On the role of the interface in the mechanical and electronic properties of BCN monolayers

BCN monolayers are heterostructures composed of graphene and hexagonal boron nitride (h-BN) connected in-plane by covalent bonds. Previous research revealed that altering the proportion of graphene and h-BN enables the control of the resulting material's properties. However, less attention has been devoted to the role of the bonds that constitute the interface. In this work, we employ Density Functional Theory calculations to investigate the interface. We first characterize the force response of the CC, BN, CN, and BC bond types that comprise the material. Our results reveal that the CB bond is the weakest of the four, leading us to design monolayers with and without CB bonds. Results from stress-strain calculations show that removing the CB bond increases the material's stiffness. On the other hand, the ultimate strength of the BCN monolayer with a modified interface increased or decreased depending on the elongation direction, as stress can become concentrated in the stiff CN bonds.

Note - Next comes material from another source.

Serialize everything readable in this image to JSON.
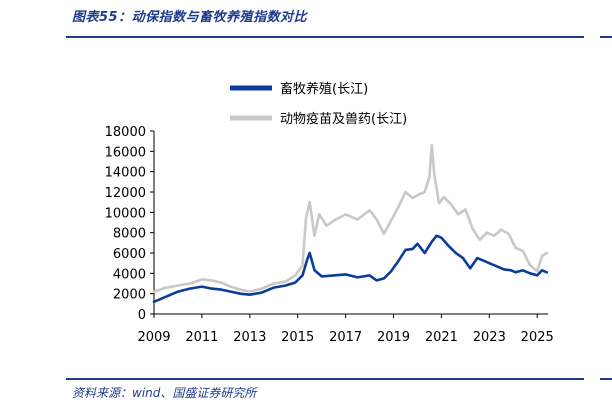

Regarding the electronic properties, the composition changes at the interface shifted the Fermi energy, transforming the hybrid structure from a semiconductor to a metal. This work shows the importance of the bond types at the graphene/h-BN interface to the mechanical and electronic properties of the resulting BCN monolayer, revealing another tool that can be employed to manipulate the properties of two-dimensional materials.